Barnett missed the 10 games and the playoffs last season with a shoulder injury that required surgery and cost him the 2019 preseason. He broke Reggie White’s sack record at the University of Tennessee, which enticed the Eagles to draft him with the 14th overall pick in 2017, but he entered the Packers game with just 7 1/2 sacks through three games of his third season. The Eagles leaned on veterans Michael Bennett and Chris Long last season, but they traded Bennett and lost Long to retirement in anticipation of Barnett being more productive this season.
Also, Barnett is eligible for a contract extension after this season; Carson Wentz and Jared Goff just signed extensions after their third seasons. Also, the Eagles can choose to extend Barnett’s four-year rookie contract into a fifth season. So, Year 3 is big for Barnett’s bottom line.

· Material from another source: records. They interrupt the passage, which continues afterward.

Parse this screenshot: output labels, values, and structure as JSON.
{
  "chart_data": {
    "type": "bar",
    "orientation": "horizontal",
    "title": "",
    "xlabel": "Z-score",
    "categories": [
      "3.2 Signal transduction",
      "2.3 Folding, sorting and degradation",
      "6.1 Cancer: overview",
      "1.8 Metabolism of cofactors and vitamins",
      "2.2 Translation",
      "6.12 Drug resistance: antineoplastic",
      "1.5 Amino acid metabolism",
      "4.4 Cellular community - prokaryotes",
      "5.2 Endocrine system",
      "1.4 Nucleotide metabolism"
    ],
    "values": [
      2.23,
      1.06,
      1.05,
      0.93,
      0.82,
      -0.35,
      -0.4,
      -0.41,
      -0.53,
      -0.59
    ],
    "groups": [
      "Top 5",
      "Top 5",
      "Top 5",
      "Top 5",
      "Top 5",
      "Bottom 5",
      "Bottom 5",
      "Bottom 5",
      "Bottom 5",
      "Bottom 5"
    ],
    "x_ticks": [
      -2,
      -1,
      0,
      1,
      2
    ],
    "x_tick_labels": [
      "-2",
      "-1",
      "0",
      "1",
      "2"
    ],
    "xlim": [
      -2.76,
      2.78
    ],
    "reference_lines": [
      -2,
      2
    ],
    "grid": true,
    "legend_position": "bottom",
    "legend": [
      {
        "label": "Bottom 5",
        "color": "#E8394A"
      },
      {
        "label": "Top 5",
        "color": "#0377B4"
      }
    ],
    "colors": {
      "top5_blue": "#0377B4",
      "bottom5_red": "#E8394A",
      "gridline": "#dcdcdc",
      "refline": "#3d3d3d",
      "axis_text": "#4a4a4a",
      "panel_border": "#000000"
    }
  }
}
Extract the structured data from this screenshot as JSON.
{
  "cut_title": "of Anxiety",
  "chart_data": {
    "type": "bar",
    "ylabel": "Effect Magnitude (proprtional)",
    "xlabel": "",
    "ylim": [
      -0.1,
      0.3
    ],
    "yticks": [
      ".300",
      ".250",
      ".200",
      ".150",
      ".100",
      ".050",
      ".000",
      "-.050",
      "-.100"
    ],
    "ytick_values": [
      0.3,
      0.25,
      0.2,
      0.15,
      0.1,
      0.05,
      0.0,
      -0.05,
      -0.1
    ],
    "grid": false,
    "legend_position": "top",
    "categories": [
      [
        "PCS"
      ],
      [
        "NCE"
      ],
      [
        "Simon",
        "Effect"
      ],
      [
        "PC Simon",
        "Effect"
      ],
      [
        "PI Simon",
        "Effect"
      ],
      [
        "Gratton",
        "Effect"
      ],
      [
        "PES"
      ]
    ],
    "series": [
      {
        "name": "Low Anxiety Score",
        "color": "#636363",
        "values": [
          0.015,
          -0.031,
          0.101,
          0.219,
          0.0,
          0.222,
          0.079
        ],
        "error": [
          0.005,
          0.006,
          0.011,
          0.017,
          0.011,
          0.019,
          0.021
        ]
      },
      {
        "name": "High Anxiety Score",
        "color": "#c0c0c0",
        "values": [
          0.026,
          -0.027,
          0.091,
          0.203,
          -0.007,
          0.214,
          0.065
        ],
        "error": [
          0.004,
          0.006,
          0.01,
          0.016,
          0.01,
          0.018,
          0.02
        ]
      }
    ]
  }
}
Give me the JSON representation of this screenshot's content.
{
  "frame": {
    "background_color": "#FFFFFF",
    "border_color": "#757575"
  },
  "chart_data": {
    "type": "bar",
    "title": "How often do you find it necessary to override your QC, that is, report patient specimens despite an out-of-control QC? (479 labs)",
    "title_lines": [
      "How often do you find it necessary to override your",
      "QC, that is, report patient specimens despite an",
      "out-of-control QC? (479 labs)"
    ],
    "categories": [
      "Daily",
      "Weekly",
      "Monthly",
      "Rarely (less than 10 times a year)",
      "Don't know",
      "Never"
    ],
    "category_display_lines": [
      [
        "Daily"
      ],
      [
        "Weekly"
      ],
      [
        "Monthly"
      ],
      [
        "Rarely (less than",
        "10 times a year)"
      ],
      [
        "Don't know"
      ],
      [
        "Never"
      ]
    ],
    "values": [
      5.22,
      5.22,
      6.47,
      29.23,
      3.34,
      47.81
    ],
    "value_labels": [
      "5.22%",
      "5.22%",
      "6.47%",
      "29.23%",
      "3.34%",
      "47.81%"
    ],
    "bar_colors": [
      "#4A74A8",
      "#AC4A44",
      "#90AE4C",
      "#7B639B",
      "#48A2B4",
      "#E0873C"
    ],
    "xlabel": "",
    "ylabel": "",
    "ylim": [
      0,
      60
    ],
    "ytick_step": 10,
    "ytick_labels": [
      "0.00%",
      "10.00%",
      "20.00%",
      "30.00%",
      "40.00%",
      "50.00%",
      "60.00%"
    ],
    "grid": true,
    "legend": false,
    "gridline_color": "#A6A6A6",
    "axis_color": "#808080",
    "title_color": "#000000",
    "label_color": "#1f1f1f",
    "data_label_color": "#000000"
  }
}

He collected a sack against both the Packers and Jets. The NFL collected a $28,075 fine from him for his hit on Williams. He’ll probably face another for the block Sunday that could have cost Lewis his knees.
It doesn’t help that Barnett wasn’t truthful when he explained his actions.
“I didn’t take a shot on him,” Barnett said.
Untrue. He clearly did. Barnett was uninterested in engaging with Lewis at all until Lewis annoyed him, and Lewis was nowhere near the play.
Barnett seems to understand that his behavior must change. The penalty Sunday was enforced on the kickoff, which resulted in the Jets starting their next drive from their 39-yard line. It was, of course, the Jets, so the penalty was of little consequence.
Other than putting a darker stain on Barnett’s name.
“I’ve got to be smarter than that,” Barnett said. "I’m putting us in a bad position, and I can’t be doing that. I got be more disciplined.”
If he isn’t, he’ll be watching at home and not getting paid.